Win10下CUDA/C++的混合编译——PCT中PointNet2模块

源码下载:

GitHub - Strawberry-Eat-Mango/PCT_Pytorch: Pytorch implementation of PCT: Point Cloud Transformer问题:

很难找到在Win10下的复杂混合编译案例。

解决方案:

依据执行python setup.py build命令后的错误提示信息(缺头文件、库文件、无法找到文件、无法找到cl等等),做下述修改。

1、编译环境

Win10,VS2017

参考

https://zhuanlan.zhihu.com/p/371279126

设置vc环境vcx64.bat ,set DISTUTILS_USE_SDK=1 。

安装ninja,引导cpp_extension.py进入unix编译环境,分别调用nvcc编译器和cl编译器。

否则将进入gcc编译器,感觉Win10环境下问题更多。

2、尝试修改cpp_extension.py

原始编译过程中出现错误:

cl /showIncludes -mdll -O -Wall -DMS_WIN64 '-IE:\ZTensor\programs\PCT_Pytorch-main\pointnet2_ops_lib\pointnet2_ops\_ext-src\include' '-ID:\ProgramTensor\Anaconda3\envs\pytorch\lib\site-packages\torch\include' '-ID:\ProgramTensor\Anaconda3\envs\pytorch\lib\site-packages\torch\include\torch\csrc\api\include' '-ID:\ProgramTensor\Anaconda3\envs\pytorch\lib\site-packages\torch\include\TH' '-ID:\ProgramTensor\Anaconda3\envs\pytorch\lib\site-packages\torch\include\THC' '-ID:\ProgramTensor\NVIDIA\CUDA\v10.0\include' '-ID:\ProgramTensor\Anaconda3\envs\pytorch\include' '-ID:\ProgramTensor\Anaconda3\envs\pytorch\include' -c -c E:\ZTensor\programs\PCT_Pytorch-main\pointnet2_ops_lib\pointnet2_ops\_ext-src\src\group_points.cpp /FoE:\ZTensor\programs\PCT_Pytorch-main\pointnet2_ops_lib\build\temp.win-amd64-3.7\Release\pointnet2_ops\_ext-src\src\group_points.o -Zi -DTORCH_API_INCLUDE_EXTENSION_H -DTORCH_EXTENSION_NAME=_ext -D_GLIBCXX_USE_CXX11_ABI=0 -std=c++14
显然,其中包含头文件-I选项出现了错误(-I不能出现在表示路径的引号之内)

解决方案:
进入cpp_extension.cpp,定位_write_ninja_file_and_compile_objects函数(约1225行),其中cflags为cl编译选项,post_cflags为cl编译后置选项,cuda_cflags,cuda_post_cflags为nvcc编译的对应选项。
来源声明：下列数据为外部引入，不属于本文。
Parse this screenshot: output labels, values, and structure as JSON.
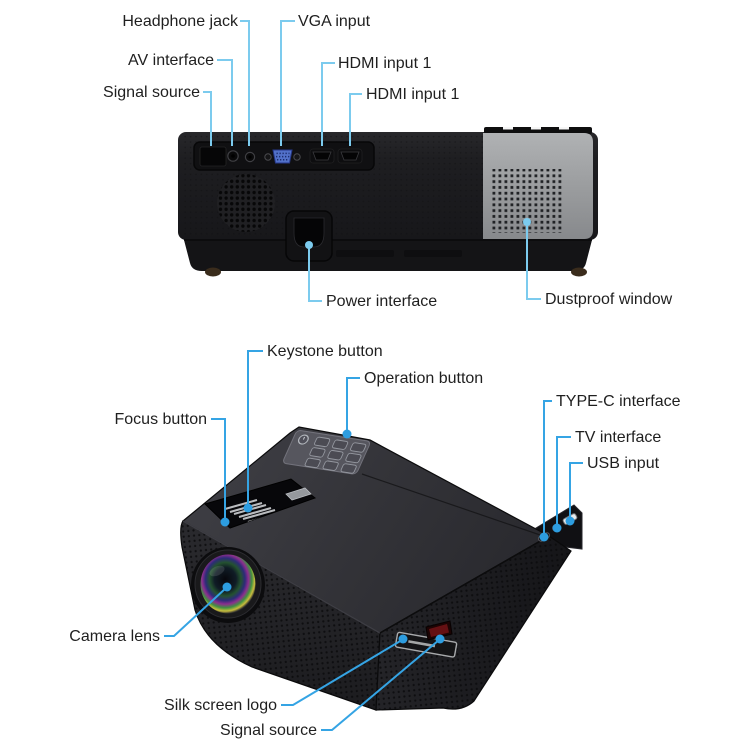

在调用_write_ninja_file函数之前,编写命令行字符串处理函数:

def formatcflags(cflags):
    temp = []
    for f in cflags:
        if f.count('-ccbin '):
            temp.append('-ccbin ')
            f = f.replace('-I-ccbin ', '')
            f = f[1: -1]
            f = '"' + f + '"'
        elif f.count('-I'):
            temp.append('-I')
            f = f.replace('-I', '')
            f = f[1: -1]
            f = '"' + f + '"'
        temp.append(f)
    temp = [f.replace('\\', '/') for f in temp]
    return temp

def formatcudapostflags(pflags):
    #去除-fPIC选项前后多余的单引号和双引号
    pflags = [f[6:-6] if f.count('-fPIC') else f for f in pflags]
    return pflags

调用以上函数,分别处理cflags、cuda_cflags和cuda_post_flags:

cflags = formatcflags(cflags)
cuda_cflags = formatcflags(cuda_cflags)
cuda_post_cflags = formatcudapostflags(cuda_post_cflags)

3、尝试修改setup.py

常常会出现缺少头文件、库文件的情况,因此需要对setup.py做附加信息处理,定义:

cmd1 = r'-ccbin D:\Program Files (x86)\Microsoft Visual Studio\2017\Professional\VC\Tools\MSVC\14.16.27023\bin\Hostx64\x64'
vcdir1 = r'C:/Program Files (x86)/Windows Kits/10/Include/10.0.17763.0/shared'
vcdir2 = r'C:/Program Files (x86)/Windows Kits/10/Include/10.0.17763.0/ucrt'
vcdir3 = r'D:/Program Files (x86)/Microsoft Visual Studio/2017/Professional/VC/Tools/MSVC/14.16.27023/include'

然后把这些信息粗暴的加入到include中:

include_dirs=[osp.join(this_dir, _ext_src_root, "include"), cmd1, vcdir1, vcdir2, vcdir3]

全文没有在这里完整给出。